Un restauro milionario quello attuato dal Consorzio che ha riportato all’antico splendore un pezzo di storia della cittadina collinare.

A tenere a battesimo la nuova sede, composta non solo da uffici ma, secondo quanto annunciato all’inaugurazione dell’ultima edizione di Aria di Friuli Venezia Giulia, anche da un elegante showroom, assieme ad autorità civili, religiose e militari e ai soci del Consorzio, presidente e direttore generale dell’ente, rispettivamente, Giuseppe Villani e Mario Emilio Cichetti.

Come detto un palazzo completamente rinnovato ma assolutamente storico quello in cui ha oggi sede il Consorzio, come confermato da alcuni carteggi contenuti nell’Archivio storico del Comune.Della nuova sede fa parte anche l’edificio annesso, non compreso inizialmente nell’operazione ma che, successivamente il Consorzio ha deciso di acquistare e annettere per rendere più consona la nuova sede.

L’amministrazione napoleonica, nella generale ventata di novità amministrative che si prefisse di realizzare in tutti i territori dell’Impero, impose anche alla Comunità di San Daniele l’istituzionalizzazione di nuove carceri mandamentali che fossero adatte ai nuovi “Distretti” o “Mandamenti”.

Le vecchie carceri situate negli spazi sottostanti la Biblioteca Guarneriana ora adibiti agli uffici della Pro Loco, non bastavano più. Come riferisce lo storico Angelo Floramo, a partire dal 1810 dunque, anno in cui entrò in vigore la riforma giudiziaria e penale, l’amministrazione si vide costretta a ricercare spazi più idonei, identificandoli nel preesistente edificio posto alla fine di “Calle Varneria”.
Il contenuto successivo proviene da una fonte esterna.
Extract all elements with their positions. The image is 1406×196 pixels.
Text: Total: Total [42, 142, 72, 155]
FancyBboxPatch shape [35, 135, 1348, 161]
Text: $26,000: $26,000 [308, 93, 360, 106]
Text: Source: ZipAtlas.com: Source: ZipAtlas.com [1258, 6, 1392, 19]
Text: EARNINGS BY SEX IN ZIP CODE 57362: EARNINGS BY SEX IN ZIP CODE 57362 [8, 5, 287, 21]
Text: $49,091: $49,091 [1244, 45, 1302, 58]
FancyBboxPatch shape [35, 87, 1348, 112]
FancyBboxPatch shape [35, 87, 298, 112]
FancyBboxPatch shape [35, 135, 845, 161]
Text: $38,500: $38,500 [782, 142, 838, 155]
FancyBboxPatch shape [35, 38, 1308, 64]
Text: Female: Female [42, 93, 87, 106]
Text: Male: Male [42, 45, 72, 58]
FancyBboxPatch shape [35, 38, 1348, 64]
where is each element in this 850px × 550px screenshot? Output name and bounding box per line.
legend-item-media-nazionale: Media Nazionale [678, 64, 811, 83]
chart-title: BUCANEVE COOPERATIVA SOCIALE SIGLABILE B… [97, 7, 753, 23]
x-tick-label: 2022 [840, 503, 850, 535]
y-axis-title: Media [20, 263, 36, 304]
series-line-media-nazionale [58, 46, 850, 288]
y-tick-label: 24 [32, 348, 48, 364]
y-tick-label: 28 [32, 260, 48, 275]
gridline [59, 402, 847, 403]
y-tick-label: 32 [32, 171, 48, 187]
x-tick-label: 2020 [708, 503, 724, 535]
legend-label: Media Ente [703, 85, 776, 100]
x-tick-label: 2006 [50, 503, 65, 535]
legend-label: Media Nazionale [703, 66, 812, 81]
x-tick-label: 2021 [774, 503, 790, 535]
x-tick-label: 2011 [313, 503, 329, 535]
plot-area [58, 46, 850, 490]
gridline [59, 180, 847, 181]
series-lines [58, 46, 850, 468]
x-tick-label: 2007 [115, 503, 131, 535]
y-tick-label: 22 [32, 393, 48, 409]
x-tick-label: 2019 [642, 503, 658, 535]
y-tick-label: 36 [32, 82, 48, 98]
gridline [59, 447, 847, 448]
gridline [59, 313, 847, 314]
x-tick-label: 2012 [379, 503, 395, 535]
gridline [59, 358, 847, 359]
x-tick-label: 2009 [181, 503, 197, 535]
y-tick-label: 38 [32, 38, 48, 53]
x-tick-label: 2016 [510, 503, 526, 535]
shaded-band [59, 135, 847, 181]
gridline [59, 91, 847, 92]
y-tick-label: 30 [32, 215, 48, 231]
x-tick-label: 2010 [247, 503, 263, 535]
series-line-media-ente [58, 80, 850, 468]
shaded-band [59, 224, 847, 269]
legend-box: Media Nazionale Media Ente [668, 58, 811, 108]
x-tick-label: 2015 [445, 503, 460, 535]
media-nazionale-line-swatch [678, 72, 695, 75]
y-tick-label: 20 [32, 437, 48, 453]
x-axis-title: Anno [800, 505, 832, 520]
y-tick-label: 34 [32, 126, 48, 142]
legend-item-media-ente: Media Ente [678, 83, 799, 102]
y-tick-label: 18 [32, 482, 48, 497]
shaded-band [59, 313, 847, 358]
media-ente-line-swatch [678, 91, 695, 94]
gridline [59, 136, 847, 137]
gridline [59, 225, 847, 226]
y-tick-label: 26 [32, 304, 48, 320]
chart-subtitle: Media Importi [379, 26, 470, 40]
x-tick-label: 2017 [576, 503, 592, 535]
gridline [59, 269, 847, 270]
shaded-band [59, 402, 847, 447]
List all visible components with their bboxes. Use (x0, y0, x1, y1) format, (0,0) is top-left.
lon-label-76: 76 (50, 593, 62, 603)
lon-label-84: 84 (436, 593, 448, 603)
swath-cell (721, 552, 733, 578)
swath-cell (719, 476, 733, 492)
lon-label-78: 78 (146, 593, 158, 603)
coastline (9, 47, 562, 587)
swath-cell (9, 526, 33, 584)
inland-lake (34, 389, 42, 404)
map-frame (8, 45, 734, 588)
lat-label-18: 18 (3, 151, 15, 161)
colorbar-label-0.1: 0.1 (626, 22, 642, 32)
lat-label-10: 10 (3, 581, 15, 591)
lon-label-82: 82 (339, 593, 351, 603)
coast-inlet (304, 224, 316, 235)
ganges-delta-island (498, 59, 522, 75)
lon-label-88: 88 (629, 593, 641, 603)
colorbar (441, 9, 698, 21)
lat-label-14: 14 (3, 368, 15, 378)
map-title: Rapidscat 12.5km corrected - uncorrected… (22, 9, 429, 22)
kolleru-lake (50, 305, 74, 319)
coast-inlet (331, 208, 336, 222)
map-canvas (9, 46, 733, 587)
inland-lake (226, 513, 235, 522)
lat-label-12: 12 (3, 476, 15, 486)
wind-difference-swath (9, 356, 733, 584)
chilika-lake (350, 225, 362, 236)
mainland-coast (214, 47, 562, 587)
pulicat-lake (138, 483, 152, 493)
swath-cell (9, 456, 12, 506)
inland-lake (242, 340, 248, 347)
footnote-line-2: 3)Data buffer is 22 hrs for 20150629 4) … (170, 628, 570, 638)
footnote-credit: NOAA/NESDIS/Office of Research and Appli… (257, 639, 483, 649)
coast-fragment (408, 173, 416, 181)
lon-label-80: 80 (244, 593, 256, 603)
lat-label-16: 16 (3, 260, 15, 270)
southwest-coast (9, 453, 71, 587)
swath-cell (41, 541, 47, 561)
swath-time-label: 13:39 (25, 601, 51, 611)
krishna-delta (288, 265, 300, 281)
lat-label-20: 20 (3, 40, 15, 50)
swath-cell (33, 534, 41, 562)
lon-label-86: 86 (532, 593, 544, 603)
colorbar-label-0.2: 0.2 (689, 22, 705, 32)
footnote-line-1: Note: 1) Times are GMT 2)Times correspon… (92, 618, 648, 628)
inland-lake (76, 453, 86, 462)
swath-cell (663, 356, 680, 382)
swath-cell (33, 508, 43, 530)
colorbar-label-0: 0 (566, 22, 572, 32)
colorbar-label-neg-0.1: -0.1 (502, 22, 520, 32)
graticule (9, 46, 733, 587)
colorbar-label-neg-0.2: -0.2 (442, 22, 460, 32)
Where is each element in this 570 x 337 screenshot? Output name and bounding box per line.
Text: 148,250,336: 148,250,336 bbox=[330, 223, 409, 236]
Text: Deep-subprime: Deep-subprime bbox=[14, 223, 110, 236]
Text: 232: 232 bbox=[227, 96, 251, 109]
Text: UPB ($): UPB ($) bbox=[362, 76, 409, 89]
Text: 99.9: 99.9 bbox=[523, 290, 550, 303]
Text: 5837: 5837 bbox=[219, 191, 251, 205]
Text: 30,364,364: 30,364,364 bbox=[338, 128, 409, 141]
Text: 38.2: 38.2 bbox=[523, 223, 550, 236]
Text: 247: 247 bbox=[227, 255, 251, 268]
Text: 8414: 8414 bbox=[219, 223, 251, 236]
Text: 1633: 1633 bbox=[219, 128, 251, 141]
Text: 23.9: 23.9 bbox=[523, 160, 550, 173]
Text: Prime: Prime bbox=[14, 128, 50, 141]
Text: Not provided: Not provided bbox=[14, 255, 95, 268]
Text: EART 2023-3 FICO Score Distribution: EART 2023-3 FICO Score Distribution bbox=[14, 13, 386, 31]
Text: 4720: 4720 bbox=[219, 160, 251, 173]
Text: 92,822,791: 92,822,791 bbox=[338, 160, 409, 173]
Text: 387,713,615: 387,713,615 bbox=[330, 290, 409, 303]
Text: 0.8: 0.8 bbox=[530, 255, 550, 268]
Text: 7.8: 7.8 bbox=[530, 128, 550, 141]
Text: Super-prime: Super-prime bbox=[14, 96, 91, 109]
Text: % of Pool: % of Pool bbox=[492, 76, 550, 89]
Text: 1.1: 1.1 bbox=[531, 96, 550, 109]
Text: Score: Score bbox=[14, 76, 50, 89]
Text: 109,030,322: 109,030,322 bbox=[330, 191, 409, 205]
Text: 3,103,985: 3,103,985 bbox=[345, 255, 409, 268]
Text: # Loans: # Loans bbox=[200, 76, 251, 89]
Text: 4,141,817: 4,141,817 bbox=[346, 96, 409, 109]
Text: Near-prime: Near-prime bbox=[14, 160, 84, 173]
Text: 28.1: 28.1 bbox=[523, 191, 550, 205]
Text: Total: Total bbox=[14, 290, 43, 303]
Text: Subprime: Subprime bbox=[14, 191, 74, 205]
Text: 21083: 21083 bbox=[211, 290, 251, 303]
Le nuove carceri, dette appunto “della Fratta”, furono in seguito assunte anche dall’amministrazione asburgica quando nel 1815 la situazione politica venne normalizzata in tutta Europa alla fine del Congresso di Vienna (1814-1815).

La costruzione delle nuove carceri implicò anche una notevole revisione dell’assetto urbano di San Daniele, per molti aspetti ancora fortemente connotato da una topografia medievale, in cui l’alternanza di orti, strade, zone incolte e abitazioni poteva facilitare situazioni critiche. Già dal 1824 infatti si aprì un contenzioso con la famiglia Mecchia, proprietaria dei terreni antistanti, per l’otturazione di una fossa che bordeggiava le mura della prigione.

Si trattava con ogni evidenza di un antico “sfuei”, ovvero uno stagno naturale alimentato da acque sorgive, utile ma anche fonte di miasmi e pericoloso focolaio di febbri malariche. La sanificazione del sito si rese necessaria per le reiterate lamentele dei carcerati.

La destinazione a carceririmase fino a pochi anni dal sisma del 1976: in questi spazi finirono imprigionati personaggi di diverso profilo, spesso provenienti da ceti subalterni prostrati dalla miseria. Negli anni ’80 le carceri ospitarono un omonimo ristorante, poi, chiusa quell’attività, il palazzo rimase inutilizzato fino all’acquisto da parte del Consorzio.